Call me crazy but I found an old Nordmende console stereo at a garage sale...cabinet was trashed but it played the sweetest sounding FM radio. So, I bought it for $15 and dragged it home. The speakers are an unidentified 6X9 alnico with a 3" mid and a tiny tweeter. The pre/power amp has a single Telefunken ecc808 tube followed by a Valvo ell80 power tube into two output transformers.
My plan is to build a Stereo amp that will put out about 5W that I would use for jazzy/bluesy type low volume stuff. I figure that the 6X9 speaker probably doesn't have a very good high frequency response so I might include the 3" speaker in the design...so far I'm undecided.
Are there any other mad scientists out there that have attempted this sort of thing? I am hoping that this esteemed forum can help point out any tiger traps that I might step into...
Thanks, Dwayne


----------



## Gunny (Feb 21, 2006)

http://www.vacuumtubecollective.com/docs/ampstoconverttoguitar.pdf


----------



## Big_Daddy (Apr 2, 2009)

fishin' musician said:


> Call me crazy but I found an old Nordmende console stereo at a garage sale...cabinet was trashed but it played the sweetest sounding FM radio. So, I bought it for $15 and dragged it home. The speakers are an unidentified 6X9 alnico with a 3" mid and a tiny tweeter. The pre/power amp has a single Telefunken ecc808 tube followed by a Valvo ell80 power tube into two output transformers.
> My plan is to build a Stereo amp that will put out about 5W that I would use for jazzy/bluesy type low volume stuff. I figure that the 6X9 speaker probably doesn't have a very good high frequency response so I might include the 3" speaker in the design...so far I'm undecided.
> Are there any other mad scientists out there that have attempted this sort of thing? I am hoping that this esteemed forum can help point out any tiger traps that I might step into...
> Thanks, Dwayne


My very first guitar amp was made from a big old wooden radio that was lying unused in our basement. I just soldered a 1/4" input jack across the outside terminals of the volume pot and, voila, had an amp. The cool thing was that I could also still listen to the radio and jam along with my favourite Top 40 tunes.


----------



## greco (Jul 15, 2007)

Big_Daddy said:


> The cool thing was that I could also still listen to the radio and jam along with my favourite Top 40 tunes.

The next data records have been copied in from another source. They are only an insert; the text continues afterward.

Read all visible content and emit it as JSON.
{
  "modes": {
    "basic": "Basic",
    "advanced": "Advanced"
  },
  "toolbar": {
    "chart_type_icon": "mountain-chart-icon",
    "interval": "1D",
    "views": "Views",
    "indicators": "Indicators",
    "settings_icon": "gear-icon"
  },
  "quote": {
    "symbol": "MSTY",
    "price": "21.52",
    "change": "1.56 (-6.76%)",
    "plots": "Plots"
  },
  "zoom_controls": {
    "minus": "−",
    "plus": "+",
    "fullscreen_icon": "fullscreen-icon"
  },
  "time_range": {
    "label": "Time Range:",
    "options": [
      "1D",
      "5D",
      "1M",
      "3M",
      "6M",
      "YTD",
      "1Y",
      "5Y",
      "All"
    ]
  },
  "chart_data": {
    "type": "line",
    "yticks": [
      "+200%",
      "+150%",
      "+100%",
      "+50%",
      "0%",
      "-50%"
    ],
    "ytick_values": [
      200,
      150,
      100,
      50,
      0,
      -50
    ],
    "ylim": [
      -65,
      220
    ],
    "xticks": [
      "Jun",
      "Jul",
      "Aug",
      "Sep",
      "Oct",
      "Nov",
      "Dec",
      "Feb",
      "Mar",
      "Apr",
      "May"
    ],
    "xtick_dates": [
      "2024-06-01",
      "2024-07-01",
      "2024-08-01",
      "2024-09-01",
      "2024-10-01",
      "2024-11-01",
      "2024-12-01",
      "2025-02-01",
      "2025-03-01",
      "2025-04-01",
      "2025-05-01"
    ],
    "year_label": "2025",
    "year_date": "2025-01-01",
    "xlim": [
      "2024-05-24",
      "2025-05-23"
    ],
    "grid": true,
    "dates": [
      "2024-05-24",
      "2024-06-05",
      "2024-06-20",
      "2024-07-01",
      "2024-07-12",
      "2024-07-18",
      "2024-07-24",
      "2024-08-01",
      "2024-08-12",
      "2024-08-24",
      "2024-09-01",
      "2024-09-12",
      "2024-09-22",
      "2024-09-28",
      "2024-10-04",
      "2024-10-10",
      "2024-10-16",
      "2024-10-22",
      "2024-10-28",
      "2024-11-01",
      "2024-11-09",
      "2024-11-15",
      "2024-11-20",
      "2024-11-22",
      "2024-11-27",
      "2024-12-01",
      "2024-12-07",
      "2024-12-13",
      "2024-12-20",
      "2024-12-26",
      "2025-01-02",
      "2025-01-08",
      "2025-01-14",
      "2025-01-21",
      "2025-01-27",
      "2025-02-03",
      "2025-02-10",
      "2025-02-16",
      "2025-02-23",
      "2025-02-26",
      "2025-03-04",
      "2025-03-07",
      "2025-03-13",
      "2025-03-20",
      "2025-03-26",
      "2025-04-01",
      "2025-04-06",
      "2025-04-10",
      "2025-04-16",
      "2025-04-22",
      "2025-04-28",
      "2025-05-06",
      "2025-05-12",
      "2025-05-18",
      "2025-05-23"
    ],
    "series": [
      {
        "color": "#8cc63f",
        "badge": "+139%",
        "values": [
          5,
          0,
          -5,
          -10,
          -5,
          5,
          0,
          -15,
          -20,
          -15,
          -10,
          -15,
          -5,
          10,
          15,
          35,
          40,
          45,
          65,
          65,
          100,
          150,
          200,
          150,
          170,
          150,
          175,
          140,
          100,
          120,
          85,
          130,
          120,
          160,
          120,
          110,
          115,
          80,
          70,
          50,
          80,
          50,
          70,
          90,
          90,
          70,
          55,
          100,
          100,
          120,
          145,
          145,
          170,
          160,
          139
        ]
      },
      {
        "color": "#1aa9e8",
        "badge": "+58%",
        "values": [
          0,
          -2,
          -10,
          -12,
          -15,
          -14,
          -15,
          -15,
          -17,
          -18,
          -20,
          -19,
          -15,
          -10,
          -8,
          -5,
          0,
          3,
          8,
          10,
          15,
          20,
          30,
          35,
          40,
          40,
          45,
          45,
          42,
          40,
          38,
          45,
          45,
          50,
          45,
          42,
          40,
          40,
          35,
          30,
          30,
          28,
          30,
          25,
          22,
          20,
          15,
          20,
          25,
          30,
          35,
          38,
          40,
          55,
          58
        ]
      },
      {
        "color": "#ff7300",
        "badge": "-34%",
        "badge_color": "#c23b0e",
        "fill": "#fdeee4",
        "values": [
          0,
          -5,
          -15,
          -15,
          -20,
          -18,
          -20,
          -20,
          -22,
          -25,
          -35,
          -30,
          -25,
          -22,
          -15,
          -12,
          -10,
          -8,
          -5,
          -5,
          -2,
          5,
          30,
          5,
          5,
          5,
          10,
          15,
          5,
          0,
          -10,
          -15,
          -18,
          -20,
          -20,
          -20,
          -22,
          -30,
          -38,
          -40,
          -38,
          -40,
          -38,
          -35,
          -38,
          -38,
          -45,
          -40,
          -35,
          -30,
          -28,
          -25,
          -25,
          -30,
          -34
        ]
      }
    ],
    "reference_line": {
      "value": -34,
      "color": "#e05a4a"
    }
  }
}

I'm still laughin' about this.....SO COOL !!

Dave


----------



## Big_Daddy (Apr 2, 2009)

:smile: Thanks!


----------



## brimc76 (Feb 14, 2008)

Big_Daddy said:


> My very first guitar amp was made from a big old wooden radio that was lying unused in our basement. I just soldered a 1/4" input jack across the outside terminals of the volume pot and, voila, had an amp. The cool thing was that I could also still listen to the radio and jam along with my favourite Top 40 tunes.


 I have an old Stromberg Carlson at home that I've been looking at for a project amp. I'm not sure if I'll ever need the pull out '78 player again though.


----------